Le Poisson Steve was literally Vigz's first-ever TikTok post. She went from zero followers to millions of views overnight.

The name "Steve" has no particular significance. It's just a funny, mundane human name for a fish, which adds to the absurdity.

"Poisson d'Avril" (April Fish) is France's version of April Fools' Day. The tradition involves sticking paper fish on people's backs without them noticing, making a fish character the perfect tribute.

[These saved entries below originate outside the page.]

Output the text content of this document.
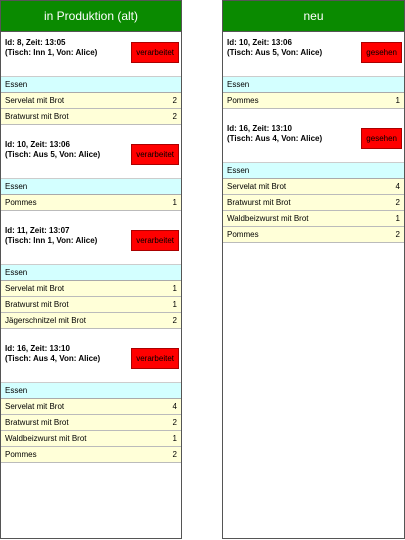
in Produktion (alt)
Id: 8, Zeit: 13:05
(Tisch: Inn 1, Von: Alice)	verarbeitet
Essen
Servelat mit Brot	2
Bratwurst mit Brot	2
Id: 10, Zeit: 13:06
(Tisch: Aus 5, Von: Alice)	verarbeitet
Essen
Pommes	1
Id: 11, Zeit: 13:07
(Tisch: Inn 1, Von: Alice)	verarbeitet
Essen
Servelat mit Brot	1
Bratwurst mit Brot	1
Jägerschnitzel mit Brot	2
Id: 16, Zeit: 13:10
(Tisch: Aus 4, Von: Alice)	verarbeitet
Essen
Servelat mit Brot	4
Bratwurst mit Brot	2
Waldbeizwurst mit Brot	1
Pommes	2
neu
Id: 10, Zeit: 13:06
(Tisch: Aus 5, Von: Alice)	gesehen
Essen
Pommes	1
Id: 16, Zeit: 13:10
(Tisch: Aus 4, Von: Alice)	gesehen
Essen
Servelat mit Brot	4
Bratwurst mit Brot	2
Waldbeizwurst mit Brot	1
Pommes	2
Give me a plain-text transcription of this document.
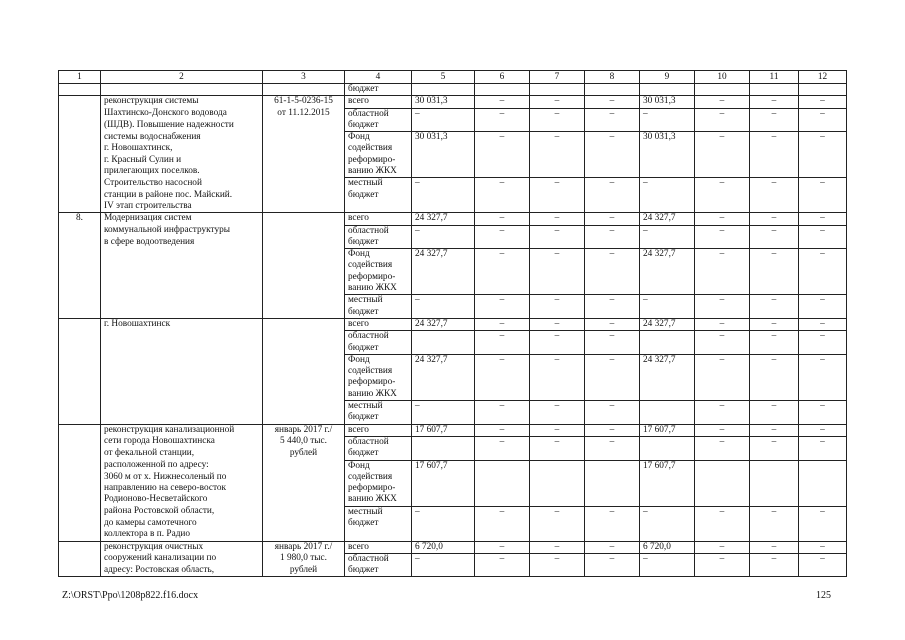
1	2	3	4	5	6	7	8	9	10	11	12
			бюджет								
	реконструкция системы	61-1-5-0236-15	всего	30 031,3	–	–	–	30 031,3	–	–	–
	Шахтинско-Донского водовода	от 11.12.2015	областной	–	–	–	–	–	–	–	–
	(ШДВ). Повышение надежности		бюджет								
	системы водоснабжения		Фонд	30 031,3	–	–	–	30 031,3	–	–	–
	г. Новошахтинск,		содействия								
	г. Красный Сулин и		реформиро-								
	прилегающих поселков.		ванию ЖКХ								
	Строительство насосной		местный	–	–	–	–	–	–	–	–
	станции в районе пос. Майский.		бюджет								
	IV этап строительства										
8.	Модернизация систем		всего	24 327,7	–	–	–	24 327,7	–	–	–
	коммунальной инфраструктуры		областной	–	–	–	–	–	–	–	–
	в сфере водоотведения		бюджет								
			Фонд	24 327,7	–	–	–	24 327,7	–	–	–
			содействия								
			реформиро-								
			ванию ЖКХ								
			местный	–	–	–	–	–	–	–	–
			бюджет								
	г. Новошахтинск		всего	24 327,7	–	–	–	24 327,7	–	–	–
			областной		–	–	–		–	–	–
			бюджет								
			Фонд	24 327,7	–	–	–	24 327,7	–	–	–
			содействия								
			реформиро-								
			ванию ЖКХ								
			местный	–	–	–	–		–	–	–
			бюджет								
	реконструкция канализационной	январь 2017 г./	всего	17 607,7	–	–	–	17 607,7	–	–	–
	сети города Новошахтинска	5 440,0 тыс.	областной		–	–	–		–	–	–
	от фекальной станции,	рублей	бюджет								
	расположенной по адресу:		Фонд	17 607,7				17 607,7			
	3060 м от х. Нижнесоленый по		содействия								
	направлению на северо-восток		реформиро-								
	Родионово-Несветайского		ванию ЖКХ								
	района Ростовской области,		местный	–	–	–	–	–	–	–	–
	до камеры самотечного		бюджет								
	коллектора в п. Радио										
	реконструкция очистных	январь 2017 г./	всего	6 720,0	–	–	–	6 720,0	–	–	–
	сооружений канализации по	1 980,0 тыс.	областной	–	–	–	–	–	–	–	–
	адресу: Ростовская область,	рублей	бюджет								
Z:\ORST\Ppo\1208p822.f16.docx	125
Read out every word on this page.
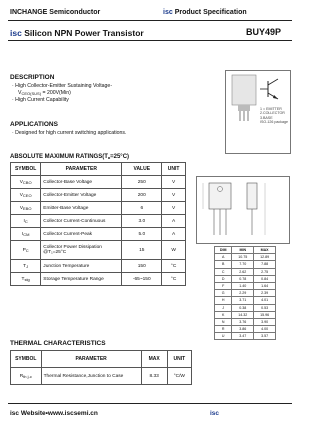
INCHANGE Semiconductor	isc Product Specification
isc Silicon NPN Power Transistor	BUY49P
DESCRIPTION
· High Collector-Emitter Sustaining Voltage-
$V_{CEO(SUS)} = 200V(Min)$
· High Current Capability
APPLICATIONS
· Designed for high current switching applications.
1 = EMITTER
2.COLLECTOR
3.BASE
ISO-126 package
ABSOLUTE MAXIMUM $RATINGS(T_a=25^\circ C)$
SYMBOL	PARAMETER	VALUE	UNIT
$V_{CBO}$	Collector-Base Voltage	250	V
$V_{CEO}$	Collector-Emitter Voltage	200	V
$V_{EBO}$	Emitter-Base Voltage	6	V
$I_C$	Collector Current-Continuous	3.0	A
$I_{CM}$	Collector Current-Peak	5.0	A
$P_C$	Collector Power Dissipation
@T₁=25°C	15	W
$T_J$	Junction Temperature	150	°C
$T_{stg}$	Storage Temperature Range	-65~150	°C
DIM	MIN	MAX
A	10.75	12.89
B	7.70	7.88
C	2.62	2.75
D	0.78	0.84
F	1.40	1.64
G	2.29	2.39
H	3.71	4.01
J	0.38	0.53
K	14.32	15.96
N	3.76	3.90
R	3.86	4.00
U	3.47	3.57
THERMAL CHARACTERISTICS
SYMBOL	PARAMETER	MAX	UNIT
$R_{th j-c}$	Thermal Resistance,Junction to Case	8.33	°C/W
isc Website•www.iscsemi.cn	isc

Vigz and Tomo had been online friends for a decade before creating Steve, having first connected on Twitter when they were teenagers.

The song's most quoted line, "il est oraaaaaaaange" (he is oraaaaaange), became a standalone catchphrase on TikTok, with users stretching the word to comedic lengths.

Derivatives & Variations

Steve si ikan:

An Indonesian-language derivative character inspired by Steve, created by @ZahirtheblueblockyOfficial and debuting May 1, 2025.

Techno Steve:

A hard techno remix of the original song by producers BASSTON and STRØBE, released on Spotify.

Slowed + reverb Steve:

A lo-fi edit of the song following the popular "slowed and reverb" TikTok audio trend.

English Version Steve:

Multiple TikTok creators produced English-language translations of the song, with @kati.goes and @thedailymaplesyrup gaining traction for their versions.

3D Steve:

Several 3D modelers created printable Steve models on platforms like Cults3D, turning the 2D character into a physical figurine.